We’ve reluctantly returned our iQ to Toyota HQ, and had a chance to reflect on last week’s 500-mile drive.
We set out to prove that iQ is an efficient car, but also that it’s not only possible to match a car’s official fuel consumption figures – you can beat them in real driving on real roads.
iQ’s tank holds seven imperial gallons (32 litres) of fuel; after we filled it to the brim we managed to go for 504.2 miles. Allowing for some extra fuel in the filler pipe, we managed 70-72mpg – the car’s official figure is 65.7mpg.
We’re really happy with our result, but there’s no doubt we could have got further. We drove into the centre of 18 cities and met heavy traffic in several – notably Wolverhampton, Birmingham and Oxford. We had a couple of hours of heavy rain in Wales, and used headlights during six hours of our first day’s driving.
Of course, bad weather and darkness are unavoidable at this time of year (we’re glad we missed this week’s snow), and it’s fair to say that we made a couple of our own problems. Chief among these was our route, which – particularly on the first day’s driving across the West Country – took in many hilly, bendy and narrow back roads. We were surprised to discover just how much more fuel we used on these than on motorways, where we could keep up a more constant, faster speed.
It’s not just our route that would have benefited from a bit of extra research, either. Neither Mark or I had attempted this kind of economy challenge before, and while we sought advice from others who had attempted similar feats, we’ve discovered a wealth of extra resources since we returned – not least of which is the information provided by cleanmpg.com.
What we learned
What we did show is that it’s possible for any driver to save on fuel by changing their driving style. We discovered that doing so takes a bit of practice and a lot of concentration, but that it definitely isn’t dull. It isn’t unsafe, either – many of the most effective techniques rely on good observation and anticipation.
It may sound obvious, but cars use the most fuel when accelerating, so the key to saving it is to accelerate gently and avoid slowing down as much as possible. We learned a lot in our two-day drive – and are by no means experts now – but here are the techniques we found to be easy and effective:
• Don’t drive too quickly – recent tests by What Car? showed that the most economical speed is the slowest that you can drive in top gear without the engine labouring – in iQ’s case that’s about 35mph. But depending on the road, the minimum safe speed may be much higher – we maintained around 55-65mph on motorways.
• Leave a gap – leaving a large gap to the driver in front let us accomodate many of their actions without having to hit the brakes at all. It’s also much safer in an emergency.
• Cornering – throwing a car through corners can be dangerous, but slowing down too much wastes energy. We read the road ahead as much as possible and tried to keep our speed through corners, slowing when necessary by coming off the accelerator well in advance rather than braking. A good gap helps here, as many other drivers slow more than they need to.
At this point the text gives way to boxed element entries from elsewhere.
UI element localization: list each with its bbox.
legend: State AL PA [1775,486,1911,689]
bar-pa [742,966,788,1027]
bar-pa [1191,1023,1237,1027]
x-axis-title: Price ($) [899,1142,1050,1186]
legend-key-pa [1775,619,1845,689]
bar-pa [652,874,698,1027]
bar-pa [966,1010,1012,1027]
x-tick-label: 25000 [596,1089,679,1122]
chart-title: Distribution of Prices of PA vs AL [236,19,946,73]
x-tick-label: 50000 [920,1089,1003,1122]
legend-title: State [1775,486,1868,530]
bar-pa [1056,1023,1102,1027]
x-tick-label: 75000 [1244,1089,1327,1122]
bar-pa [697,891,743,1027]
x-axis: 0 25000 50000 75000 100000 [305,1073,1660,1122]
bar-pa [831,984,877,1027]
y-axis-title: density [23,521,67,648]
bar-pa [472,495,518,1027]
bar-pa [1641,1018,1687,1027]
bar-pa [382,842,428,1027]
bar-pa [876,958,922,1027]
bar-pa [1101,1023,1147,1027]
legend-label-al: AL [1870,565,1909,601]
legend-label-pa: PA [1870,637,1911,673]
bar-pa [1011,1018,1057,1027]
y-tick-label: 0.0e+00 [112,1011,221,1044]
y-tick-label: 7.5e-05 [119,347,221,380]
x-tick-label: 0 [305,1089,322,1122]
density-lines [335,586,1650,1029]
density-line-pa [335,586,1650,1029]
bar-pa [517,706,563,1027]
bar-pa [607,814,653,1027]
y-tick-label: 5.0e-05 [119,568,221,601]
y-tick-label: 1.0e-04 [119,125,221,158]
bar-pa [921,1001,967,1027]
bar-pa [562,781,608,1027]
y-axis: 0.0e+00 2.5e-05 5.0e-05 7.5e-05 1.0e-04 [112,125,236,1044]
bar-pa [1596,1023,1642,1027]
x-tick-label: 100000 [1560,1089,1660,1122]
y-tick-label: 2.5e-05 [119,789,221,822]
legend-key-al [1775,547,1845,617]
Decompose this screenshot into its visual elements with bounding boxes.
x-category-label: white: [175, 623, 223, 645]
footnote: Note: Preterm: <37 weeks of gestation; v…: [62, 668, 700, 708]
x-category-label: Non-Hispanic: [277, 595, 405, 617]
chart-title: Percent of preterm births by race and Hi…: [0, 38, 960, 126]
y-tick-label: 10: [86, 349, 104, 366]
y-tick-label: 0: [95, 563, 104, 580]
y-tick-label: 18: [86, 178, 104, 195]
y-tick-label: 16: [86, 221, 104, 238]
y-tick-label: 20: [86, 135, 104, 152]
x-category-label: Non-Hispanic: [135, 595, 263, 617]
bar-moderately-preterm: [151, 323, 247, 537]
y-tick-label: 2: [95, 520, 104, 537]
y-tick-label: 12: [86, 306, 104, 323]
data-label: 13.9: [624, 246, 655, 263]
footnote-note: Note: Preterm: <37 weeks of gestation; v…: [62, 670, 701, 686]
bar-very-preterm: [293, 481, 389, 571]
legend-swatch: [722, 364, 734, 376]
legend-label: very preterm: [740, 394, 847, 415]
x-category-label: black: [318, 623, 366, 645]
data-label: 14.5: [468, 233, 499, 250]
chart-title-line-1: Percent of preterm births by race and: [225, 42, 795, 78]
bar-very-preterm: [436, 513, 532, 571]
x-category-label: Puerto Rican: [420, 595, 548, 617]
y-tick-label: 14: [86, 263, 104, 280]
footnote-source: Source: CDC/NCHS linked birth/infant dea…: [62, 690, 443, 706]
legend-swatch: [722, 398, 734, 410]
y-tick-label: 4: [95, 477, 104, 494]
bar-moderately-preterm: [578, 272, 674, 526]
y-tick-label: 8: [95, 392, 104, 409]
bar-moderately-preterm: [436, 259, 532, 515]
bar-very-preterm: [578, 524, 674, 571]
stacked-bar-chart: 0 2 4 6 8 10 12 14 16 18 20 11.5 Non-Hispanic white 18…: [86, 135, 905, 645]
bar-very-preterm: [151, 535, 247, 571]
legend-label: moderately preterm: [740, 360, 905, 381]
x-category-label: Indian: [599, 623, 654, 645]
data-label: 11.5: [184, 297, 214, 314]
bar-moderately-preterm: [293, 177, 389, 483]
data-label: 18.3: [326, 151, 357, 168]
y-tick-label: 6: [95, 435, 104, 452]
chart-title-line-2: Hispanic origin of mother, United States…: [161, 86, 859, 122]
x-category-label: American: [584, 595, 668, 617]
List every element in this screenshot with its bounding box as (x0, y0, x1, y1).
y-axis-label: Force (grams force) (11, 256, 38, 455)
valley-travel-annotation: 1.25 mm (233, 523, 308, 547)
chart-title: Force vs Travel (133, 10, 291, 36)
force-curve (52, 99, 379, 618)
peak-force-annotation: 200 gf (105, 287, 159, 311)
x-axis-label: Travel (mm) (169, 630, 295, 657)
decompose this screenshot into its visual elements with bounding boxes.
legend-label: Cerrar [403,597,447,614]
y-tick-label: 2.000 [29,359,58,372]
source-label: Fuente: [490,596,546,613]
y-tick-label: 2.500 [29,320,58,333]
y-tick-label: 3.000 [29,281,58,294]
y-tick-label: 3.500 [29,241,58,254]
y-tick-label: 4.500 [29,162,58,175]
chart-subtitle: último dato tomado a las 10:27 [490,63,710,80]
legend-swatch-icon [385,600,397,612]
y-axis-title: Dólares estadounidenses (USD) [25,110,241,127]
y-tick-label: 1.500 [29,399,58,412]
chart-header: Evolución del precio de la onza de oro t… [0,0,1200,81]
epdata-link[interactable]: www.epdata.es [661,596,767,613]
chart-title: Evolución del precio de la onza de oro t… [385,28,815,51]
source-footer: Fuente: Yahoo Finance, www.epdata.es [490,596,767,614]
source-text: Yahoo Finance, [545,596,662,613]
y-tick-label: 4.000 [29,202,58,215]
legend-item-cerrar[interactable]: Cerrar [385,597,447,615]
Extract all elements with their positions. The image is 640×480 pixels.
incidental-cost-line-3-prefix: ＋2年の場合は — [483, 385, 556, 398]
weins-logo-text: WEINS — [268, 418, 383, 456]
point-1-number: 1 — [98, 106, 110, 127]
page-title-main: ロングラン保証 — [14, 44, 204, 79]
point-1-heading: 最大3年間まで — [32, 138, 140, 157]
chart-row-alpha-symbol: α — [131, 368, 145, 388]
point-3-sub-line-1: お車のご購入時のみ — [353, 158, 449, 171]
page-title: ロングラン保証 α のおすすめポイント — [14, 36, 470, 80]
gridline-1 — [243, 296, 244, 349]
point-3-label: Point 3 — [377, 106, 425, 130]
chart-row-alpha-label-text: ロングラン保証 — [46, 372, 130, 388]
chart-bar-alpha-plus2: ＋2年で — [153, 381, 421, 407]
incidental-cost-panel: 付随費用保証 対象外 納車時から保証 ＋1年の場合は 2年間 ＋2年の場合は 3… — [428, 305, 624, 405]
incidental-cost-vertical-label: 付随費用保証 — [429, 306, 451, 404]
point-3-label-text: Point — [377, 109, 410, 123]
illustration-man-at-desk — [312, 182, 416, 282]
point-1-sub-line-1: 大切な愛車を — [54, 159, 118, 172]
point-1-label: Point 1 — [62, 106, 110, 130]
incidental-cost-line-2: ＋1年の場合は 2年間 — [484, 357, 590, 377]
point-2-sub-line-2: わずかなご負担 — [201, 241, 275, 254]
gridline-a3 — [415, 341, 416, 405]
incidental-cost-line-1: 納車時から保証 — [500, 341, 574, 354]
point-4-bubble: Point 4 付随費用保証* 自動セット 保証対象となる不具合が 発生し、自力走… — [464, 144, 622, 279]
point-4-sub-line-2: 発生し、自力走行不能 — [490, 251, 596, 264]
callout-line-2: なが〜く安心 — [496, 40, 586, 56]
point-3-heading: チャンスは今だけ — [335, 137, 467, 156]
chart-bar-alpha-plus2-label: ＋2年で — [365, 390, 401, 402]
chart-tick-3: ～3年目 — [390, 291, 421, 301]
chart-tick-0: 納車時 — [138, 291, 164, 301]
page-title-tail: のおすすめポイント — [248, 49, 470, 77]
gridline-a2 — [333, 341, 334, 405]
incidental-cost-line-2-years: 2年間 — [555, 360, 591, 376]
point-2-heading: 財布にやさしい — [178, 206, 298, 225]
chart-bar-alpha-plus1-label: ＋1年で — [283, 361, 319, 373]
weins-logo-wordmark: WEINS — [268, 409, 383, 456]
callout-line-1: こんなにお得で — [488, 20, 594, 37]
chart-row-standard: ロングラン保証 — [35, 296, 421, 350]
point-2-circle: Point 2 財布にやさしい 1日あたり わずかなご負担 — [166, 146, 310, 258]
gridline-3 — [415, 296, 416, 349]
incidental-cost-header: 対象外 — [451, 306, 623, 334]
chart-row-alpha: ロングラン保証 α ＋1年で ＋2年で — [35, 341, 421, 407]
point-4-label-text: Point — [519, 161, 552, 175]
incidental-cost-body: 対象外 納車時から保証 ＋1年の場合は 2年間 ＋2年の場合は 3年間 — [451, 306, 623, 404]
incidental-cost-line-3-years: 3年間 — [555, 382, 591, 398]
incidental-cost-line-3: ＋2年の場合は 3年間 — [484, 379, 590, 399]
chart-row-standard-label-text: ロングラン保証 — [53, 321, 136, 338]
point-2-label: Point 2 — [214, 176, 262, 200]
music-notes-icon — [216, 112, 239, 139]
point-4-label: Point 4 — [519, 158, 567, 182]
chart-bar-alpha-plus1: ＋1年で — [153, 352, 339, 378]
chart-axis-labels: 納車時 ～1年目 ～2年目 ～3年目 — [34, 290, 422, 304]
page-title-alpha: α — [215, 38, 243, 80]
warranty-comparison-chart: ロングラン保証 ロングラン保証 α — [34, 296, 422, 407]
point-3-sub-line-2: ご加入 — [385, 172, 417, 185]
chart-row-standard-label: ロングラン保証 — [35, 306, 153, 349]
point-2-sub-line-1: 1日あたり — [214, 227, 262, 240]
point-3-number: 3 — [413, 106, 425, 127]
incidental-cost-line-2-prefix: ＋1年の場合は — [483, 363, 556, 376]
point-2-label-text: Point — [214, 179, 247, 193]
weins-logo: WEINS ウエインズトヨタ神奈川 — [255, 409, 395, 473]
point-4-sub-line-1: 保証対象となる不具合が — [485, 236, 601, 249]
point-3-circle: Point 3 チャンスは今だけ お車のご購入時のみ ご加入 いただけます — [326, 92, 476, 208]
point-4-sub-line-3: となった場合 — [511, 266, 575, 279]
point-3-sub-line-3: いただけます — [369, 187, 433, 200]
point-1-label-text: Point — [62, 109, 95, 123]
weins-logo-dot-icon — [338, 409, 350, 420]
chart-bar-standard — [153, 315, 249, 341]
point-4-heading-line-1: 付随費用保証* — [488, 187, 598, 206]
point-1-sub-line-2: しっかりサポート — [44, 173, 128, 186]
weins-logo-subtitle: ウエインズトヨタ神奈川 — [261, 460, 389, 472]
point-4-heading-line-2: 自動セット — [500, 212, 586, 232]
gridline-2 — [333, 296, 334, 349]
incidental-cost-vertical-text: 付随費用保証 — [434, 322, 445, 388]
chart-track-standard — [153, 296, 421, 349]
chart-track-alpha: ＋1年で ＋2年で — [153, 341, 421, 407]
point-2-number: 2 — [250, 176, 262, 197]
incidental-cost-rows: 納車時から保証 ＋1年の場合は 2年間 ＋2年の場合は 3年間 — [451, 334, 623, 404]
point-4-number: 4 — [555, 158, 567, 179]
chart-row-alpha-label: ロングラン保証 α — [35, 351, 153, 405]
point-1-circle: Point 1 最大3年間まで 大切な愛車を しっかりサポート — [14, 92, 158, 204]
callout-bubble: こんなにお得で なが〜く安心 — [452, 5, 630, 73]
• Coasting – on suitable downhill stretches we took the car out of gear and coasted. It’s vital to leave the engine running, though, as it provides braking and steering assistance. Never remove the keys from the ignition when moving.
• Drafting – A lorry or coach moves a huge amount of air, and we picked up the benefits of this by following behind them. Keep a safe distance, though – never get so close you can’t see what the traffic in front is doing, or react in time to an emergency.
You can read comprehensive tips from experienced hypermilers at cleanmpg.com. As we’re happy to admit, we’re novices at this, and we know that our results will be beaten soon.
If you do better, we’d love to hear about it.
Our attempt has attracted criticism in the cleanmpg forums, much of it around our use of ‘hypermiling‘: the term was coined by cleanmpg.com owner Wayne Gerdes. Strictly speaking, having beaten iQ’s combined fuel economy figures we qualify as hypermilers, but Wayne and some of the forum’s members feel that by using the term to describe only a modest improvement over the car’s official figures, we’ve attracted criticism to the concept of hypermiling itself – that certainly isn’t what we intended.